I remember, in my protected working class middle of the road straight family, sexuality was barely on the radar. It was there, but not celebrated. I recall my mother saying that anything two married people did in private was ok, as long as they both agreed. Damn – that’s incredibly wise, actually! Though I can’t imagine that whips and chains ever entered her mind. Heck, latex hadn’t even been invented yet!
And being a nice, white picket fence kinda gal, I was, of course nice – as in – there are nice girls, who ‘don’t’, and good girls, who ‘do’. So – how did I know I was missing something? Instinct maybe? Fantasies? The lump in my throat when I saw the lump in his pants? Somehow, I just KNEW there was another side to this fence.
Still, the dichotomy persisted – I was a really nice girl! – until, I’m embarrassed to say it – my early 40’s. Oh, I had some fun along the way, especially those hippie years – hell, I was screwing everybody who made a pass. But here’s the thing – I was still being nice about it. I remember a lover telling me, when I was a relative beginner, ‘move your hips up, honey, like this . . ‘ (he was right).
The other part of being nice was responding to everyone else’s desires – which, since I had world-class tits, were plentiful.
Back to the dichotomy – because I was across the fence from the good girls, I had to look over it, and the whores – just the thought of them! – were about as far over it as you could get. So of course I was fascinated.
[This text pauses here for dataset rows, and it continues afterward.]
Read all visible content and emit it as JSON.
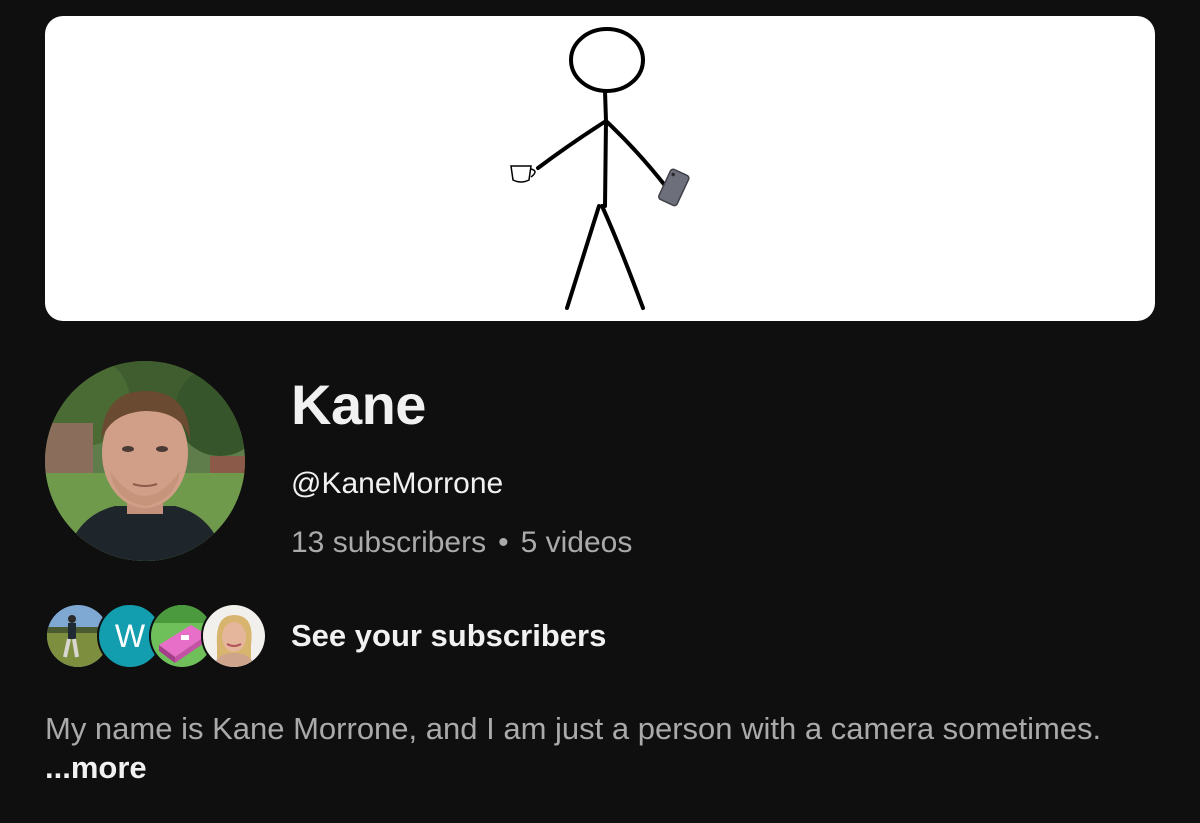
{
  "channel": {
    "name": "Kane",
    "handle": "@KaneMorrone",
    "subscribers": "13 subscribers",
    "separator": "•",
    "videos": "5 videos"
  },
  "subscribers_preview": {
    "label": "See your subscribers",
    "avatars": [
      {
        "type": "photo",
        "icon": "person-walking-on-grass"
      },
      {
        "type": "letter",
        "letter": "W",
        "color": "#129eaf"
      },
      {
        "type": "photo",
        "icon": "pixel-game-scene"
      },
      {
        "type": "photo",
        "icon": "woman-portrait"
      }
    ]
  },
  "description": {
    "text": "My name is Kane Morrone, and I am just a person with a camera sometimes.",
    "more_label": "...more"
  },
  "colors": {
    "background": "#0f0f0f",
    "primary_text": "#f1f1f1",
    "secondary_text": "#aaaaaa",
    "banner_background": "#ffffff"
  }
}
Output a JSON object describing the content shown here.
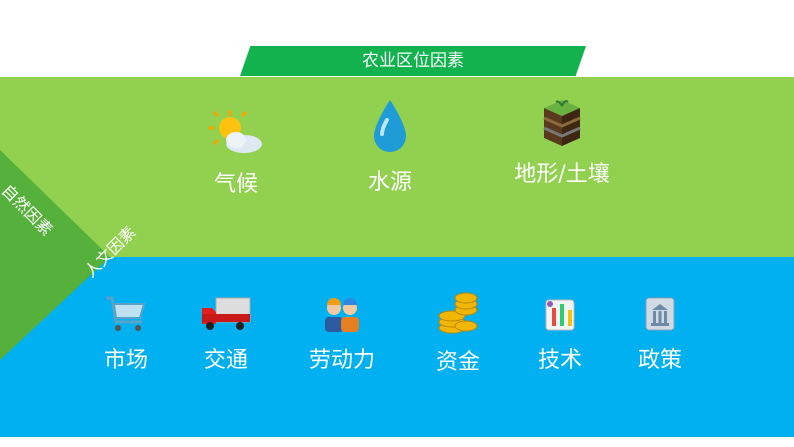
{
  "title": "农业区位因素",
  "natural": {
    "label": "自然因素",
    "items": [
      {
        "label": "气候",
        "icon": "sun-cloud-icon"
      },
      {
        "label": "水源",
        "icon": "water-drop-icon"
      },
      {
        "label": "地形/土壤",
        "icon": "soil-layers-icon"
      }
    ]
  },
  "human": {
    "label": "人文因素",
    "items": [
      {
        "label": "市场",
        "icon": "shopping-cart-icon"
      },
      {
        "label": "交通",
        "icon": "truck-icon"
      },
      {
        "label": "劳动力",
        "icon": "workers-icon"
      },
      {
        "label": "资金",
        "icon": "coins-icon"
      },
      {
        "label": "技术",
        "icon": "lab-icon"
      },
      {
        "label": "政策",
        "icon": "government-icon"
      }
    ]
  },
  "colors": {
    "banner": "#12b24e",
    "natural_band": "#92d050",
    "human_band": "#00b0f0",
    "corner_tab": "#55b13b"
  }
}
Not that I would ever DO that, mind you, but fascinated. There’s just something about those people!
My 40’s brought a divorce and a liberation and a discovery. A discovery that my sex was mine, mine, mine. A discovery that I had desires of my own. A discovery that sex might, could be, might even really be, connected to my spiritual path. Huh? That is, my physical, erotic experiences produced feelings of, well, connection with my heart, my meaning, the universe as it is. I began putting the disparate parts of myself – the good girl and the nice girl – back together again.
My goddess, there is far more to this story than that paragraph, but I am too bleary eyed tonight to recount it all. I will do my best to come back to it.
Later, as I began to inch my way towards doing this work more overtly – by learning about myself and my desires, by exploring with friends, by gradually becoming more open and direct in talking about it - I tasted the empowerment of the whore. And with that, my liberation, my freedom, my life. I met some extraordinarily ordinary regular whores and their stories touched me. I read “Women of the Light” and recognized myself.
So, I didn’t always feel this way. But I do now.